El reloj de oro.
El abogado Gutiérrez, que estaba montado en el dólar, se
encontraba en su despacho de la Diagonal. Rondaba los cincuenta y no tenía otra
cosa que hacer que sacar los juicios y pleitos adelante. Cuando acababa de
trabajar, se dejaba caer por la sociedad gastronómica vasca de la calle
Sicilia, donde iba a diario.
Tenía su cartera de clientes entre la elite de la Zona Alta
y también algún pleito en el barrio donde nació. Allí desde muy niño, se dedicaba a vender fruta con su padre
en el mercado de abastos.
Esta vez solicitaba
de él los servicios Dª Leonor, vecina de ochenta años, viuda y con una hija muy
agraciada algo más joven que el abogado Gutiérrez.
Las horas que pasaba en su despacho de la Diagonal se distraía
de sus quehaceres con el cuadro que
tenía delante, una dama vestida de novia. Mamá,
padre me contó que no estábais casados,
que sólo os juntasteis nada más. Tú eras más que una pobre campesina, a la que padre recogió para no estar solo en el puesto de
fruta.
El teléfono lo sacó
de su ensimismamiento.
─Dª Leonor no hace falta que coja un
taxi para venir a mi despacho. Por la amistad que nos une, iré yo personalmente.
Pero, dígame ¿cómo está su hija Rosita?
─ ¡Ay, hijo mío! cuanto te lo agradezco.
Tengo tan mal las piernas que casi no
salgo de casa me cuesta mucho moverme. Rosita preparará unos dulces y tomaremos
el café los tres.
Con su traje de chaqueta comprado en Londres y una de sus
trescientas sesenta y cinco corbatas─
tenía una para cada día del año─, el abogado ojeó unos documentos y,
con su estilográfica, anotó algo en su agenda marrón. Luego se levantó del
sillón, eran ya las cinco de la tarde.
En casa de Dª Leonor pudo contemplar a Rosita risueña y
cantando en voz bajita, mientras preparaba la cafetera italiana.
El abogado se levantó de la mesa, dejando sola en el salón a
Dª Leonor y se fue a la cocina.
─ Voy a ayudarle a Rosita, dijo el abogado
aprovechando la oportunidad para estar los dos a solas
─ No hace falta, dijo La señora Leonor. Ven aquí Gutierrito
que estoy muy desazonada me ha desaparecido el reloj de oro que me regaló mi
difunto marido. La mujer casi no se movía, estaba tumbada viendo la tele en un
sillón reclinable y tapada con la manta.
El abogado estaba absorto en sus pensamientos: ¿Querrá Rosita venir a mi lado? Me gustaría
decirle lo mucho que la amo, pero estoy muy nervioso. Me tiembla hasta la voz.

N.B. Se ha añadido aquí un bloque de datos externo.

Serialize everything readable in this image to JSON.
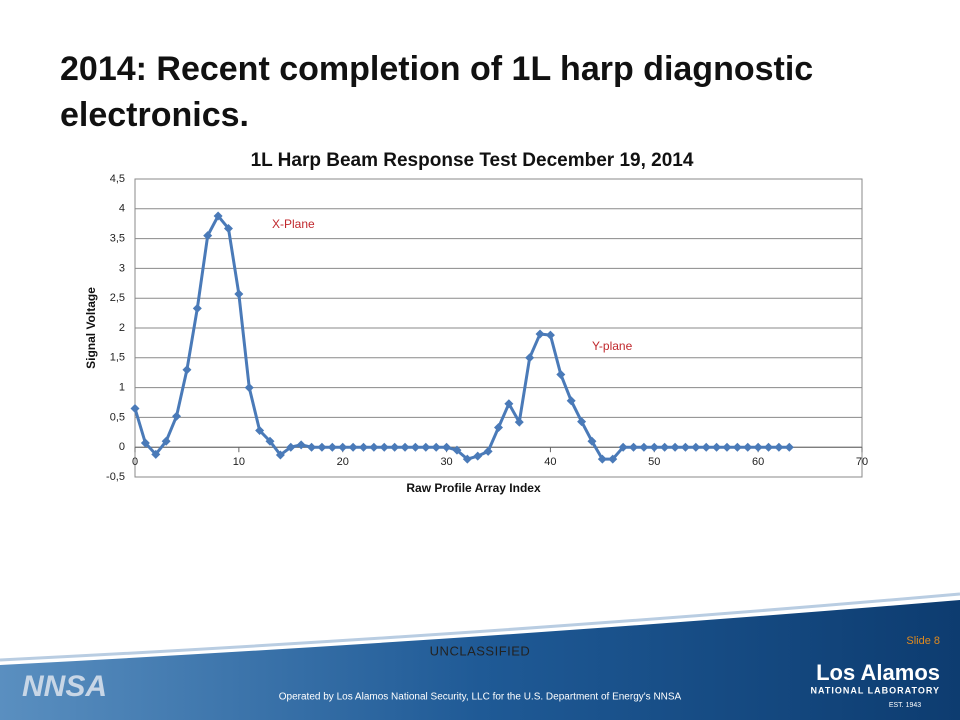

Soy tan torpe con las mujeres… ¿Es que no desaparecerá nunca esta timidez que me
ha acompañado desde niño? No quiero acabar como mis padres, que no se casaron nunca.
La foto que tengo en mi despacho es una falsificación.¡Un fotógrafo los puso
detrás de dos vestidos de novios de cartón!
Dª Leonor le contó al abogado que ella guardaba el reloj en
su cajón del ropero, envuelto en una toalla de bidé. Lo tenía camuflado junto con otras toallas y
la ropa interior. Y que las únicas que entraban
en su dormitorio eran Rosita y la mujer de la limpieza.
─Deje este asunto en mis manos Dª Leonor, dijo el abogado
Al cabo de una semana Rosita llegó al despacho de Gutiérrez
y este se obnubiló con el perfume a rosas de ella y con su tez blanca y sus
labios carmín.
Hablaron largo rato sobre el reloj de oro y mientras el
abogado miraba a Rosita se le iba la mente a
cuando yo era un pobre muchacho y le vendía las manzanas, las mandarinas y las
judías verdes a Dª Leonor y ahora estoy aquí con mis delicadas manos que sólo
tocan finos papeles con membrete.
─ Rosita es necesario que vengas conmigo a investigar a la limpiadora, a ver si tiene
ella el reloj.
El reloj de oro no apareció pero el abogado y Rosita
siguieron viéndose e indagando sobre él.